Steve Lash//November 13, 2018

Frosh seeks Whitaker-for-Rosenstein trade

By Steve Lash

//November 13, 2018

FILE - In this June 28, 2018, file photo, Deputy Attorney General Rod Rosenstein appears before a House Judiciary Committee hearing on Capitol Hill in Washington. A group of 11 House Republicans have introduced articles of impeachment against Rosenstein, who oversees special counsel Robert Mueller’s investigation into Russian election interference and President Donald Trump’s 2016 campaign. (AP Photo/Andrew Harnik, File)
FILE – In this June 28, 2018, file photo, Deputy Attorney General Rod Rosenstein appears before a House Judiciary Committee hearing on Capitol Hill in Washington.  (AP Photo/Andrew Harnik, File)

Maryland Attorney General Brian E. Frosh’s bid for a court order that  Matthew G. Whitaker be ousted as acting U.S. attorney general in favor of Deputy AG Rod J. Rosenstein may be just as personal as political.

In announcing his effort to seek the switch, Frosh called President Donald Trump’s selection of Whitaker a “brazen attempt to flout the law and Constitution in bypassing Deputy U.S. Attorney General Rosenstein in favor of a partisan and unqualified staffer.”

Whitaker was the unappointed chief of staff to Jeff Sessions, the U.S. attorney general whose resignation Trump demanded last week.

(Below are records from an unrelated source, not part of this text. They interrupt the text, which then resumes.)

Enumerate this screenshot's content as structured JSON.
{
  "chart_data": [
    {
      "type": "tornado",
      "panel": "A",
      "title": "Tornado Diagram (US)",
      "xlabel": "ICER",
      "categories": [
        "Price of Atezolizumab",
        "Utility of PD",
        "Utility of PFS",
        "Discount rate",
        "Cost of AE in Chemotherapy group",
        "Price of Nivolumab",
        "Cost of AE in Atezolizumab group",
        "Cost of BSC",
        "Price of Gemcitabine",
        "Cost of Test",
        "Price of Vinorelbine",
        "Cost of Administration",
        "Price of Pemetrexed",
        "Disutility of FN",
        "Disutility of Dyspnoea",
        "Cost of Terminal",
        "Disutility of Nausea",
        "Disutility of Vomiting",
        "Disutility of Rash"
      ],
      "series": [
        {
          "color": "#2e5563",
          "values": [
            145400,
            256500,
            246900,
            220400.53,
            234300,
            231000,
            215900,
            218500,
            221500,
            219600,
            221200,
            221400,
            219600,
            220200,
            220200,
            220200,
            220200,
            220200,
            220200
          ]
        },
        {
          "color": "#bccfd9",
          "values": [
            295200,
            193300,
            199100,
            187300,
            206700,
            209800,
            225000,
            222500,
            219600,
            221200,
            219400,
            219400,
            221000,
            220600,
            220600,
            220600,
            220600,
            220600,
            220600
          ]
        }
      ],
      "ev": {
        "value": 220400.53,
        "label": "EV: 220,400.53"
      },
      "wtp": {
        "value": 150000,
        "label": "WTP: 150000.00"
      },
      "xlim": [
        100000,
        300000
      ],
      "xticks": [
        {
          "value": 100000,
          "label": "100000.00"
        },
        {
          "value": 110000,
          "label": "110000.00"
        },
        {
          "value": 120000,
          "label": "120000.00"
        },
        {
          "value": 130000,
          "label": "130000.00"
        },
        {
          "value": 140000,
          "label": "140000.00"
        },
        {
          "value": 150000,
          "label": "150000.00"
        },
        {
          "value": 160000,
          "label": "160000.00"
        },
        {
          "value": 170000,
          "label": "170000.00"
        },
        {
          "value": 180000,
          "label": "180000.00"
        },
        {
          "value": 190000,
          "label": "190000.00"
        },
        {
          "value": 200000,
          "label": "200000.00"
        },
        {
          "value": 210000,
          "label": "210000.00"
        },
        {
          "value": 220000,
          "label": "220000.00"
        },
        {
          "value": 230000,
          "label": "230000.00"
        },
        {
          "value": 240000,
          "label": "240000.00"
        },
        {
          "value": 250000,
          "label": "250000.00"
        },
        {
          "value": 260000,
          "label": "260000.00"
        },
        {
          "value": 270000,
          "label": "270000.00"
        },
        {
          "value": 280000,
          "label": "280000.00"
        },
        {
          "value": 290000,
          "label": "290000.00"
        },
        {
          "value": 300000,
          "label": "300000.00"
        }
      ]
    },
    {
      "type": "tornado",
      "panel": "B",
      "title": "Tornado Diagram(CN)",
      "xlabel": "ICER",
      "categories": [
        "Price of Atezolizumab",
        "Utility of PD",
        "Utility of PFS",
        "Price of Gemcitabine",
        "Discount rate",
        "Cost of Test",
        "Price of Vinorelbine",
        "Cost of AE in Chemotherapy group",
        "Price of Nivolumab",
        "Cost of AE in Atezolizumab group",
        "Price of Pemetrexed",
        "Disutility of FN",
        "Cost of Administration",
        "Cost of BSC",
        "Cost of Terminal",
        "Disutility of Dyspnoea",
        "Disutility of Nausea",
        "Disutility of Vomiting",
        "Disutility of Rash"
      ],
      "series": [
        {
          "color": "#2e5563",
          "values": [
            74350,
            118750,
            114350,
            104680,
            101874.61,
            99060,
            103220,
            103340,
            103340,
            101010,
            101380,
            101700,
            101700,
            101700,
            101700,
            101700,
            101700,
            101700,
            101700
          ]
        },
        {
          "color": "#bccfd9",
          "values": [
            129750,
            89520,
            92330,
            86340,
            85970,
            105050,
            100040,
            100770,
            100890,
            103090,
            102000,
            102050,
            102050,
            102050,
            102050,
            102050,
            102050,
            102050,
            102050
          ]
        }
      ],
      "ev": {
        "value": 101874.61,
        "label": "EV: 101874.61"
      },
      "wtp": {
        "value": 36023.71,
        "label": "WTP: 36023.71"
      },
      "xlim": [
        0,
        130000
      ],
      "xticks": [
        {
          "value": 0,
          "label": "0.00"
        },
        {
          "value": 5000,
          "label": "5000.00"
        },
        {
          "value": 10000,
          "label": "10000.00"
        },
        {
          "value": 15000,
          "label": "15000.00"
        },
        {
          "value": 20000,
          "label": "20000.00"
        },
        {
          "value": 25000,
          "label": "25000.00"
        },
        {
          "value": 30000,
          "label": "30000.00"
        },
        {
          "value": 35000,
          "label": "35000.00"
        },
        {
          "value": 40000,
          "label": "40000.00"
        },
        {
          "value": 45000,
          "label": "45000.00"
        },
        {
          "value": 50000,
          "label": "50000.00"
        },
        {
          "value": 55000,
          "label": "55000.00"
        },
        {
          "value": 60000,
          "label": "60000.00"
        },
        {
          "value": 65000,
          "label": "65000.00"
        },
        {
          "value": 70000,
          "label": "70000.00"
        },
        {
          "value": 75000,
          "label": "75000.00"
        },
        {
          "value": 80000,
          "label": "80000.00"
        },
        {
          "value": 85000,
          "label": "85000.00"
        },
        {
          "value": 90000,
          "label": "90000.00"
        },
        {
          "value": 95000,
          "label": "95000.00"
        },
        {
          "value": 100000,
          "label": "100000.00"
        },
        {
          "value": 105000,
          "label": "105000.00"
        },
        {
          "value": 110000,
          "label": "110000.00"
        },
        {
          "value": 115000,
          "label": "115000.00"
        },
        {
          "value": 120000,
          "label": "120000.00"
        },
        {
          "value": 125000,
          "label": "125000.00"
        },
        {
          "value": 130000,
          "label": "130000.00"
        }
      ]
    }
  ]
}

Rosenstein, by contrast, is the appointed deputy U.S. attorney general and, as such, assumed the position of acting attorney general by operation of statute and the Constitution upon Sessions’ departure, Frosh argues in his motion filed Tuesday with U.S. District Judge Ellen L. Hollander in Baltimore.

What Frosh, a Democrat, mentions neither in his court filing nor announcement is the profound respect he has shown for Rosenstein, who served as U.S. attorney for Maryland under Presidents George W. Bush, a Republican, and Barack Obama, a Democrat.

Last year, Frosh wrote to the U.S. Senate Judiciary Committee, urging the panel to support Rosenstein’s confirmation to the No. 2 post at the Justice Department. Frosh called Rosenstein “intelligent, principled and fair” and “an exemplary leader” who “understands the exponential potential of collaboration with other law enforcement agencies and government institutions, and he puts that understanding into practice.”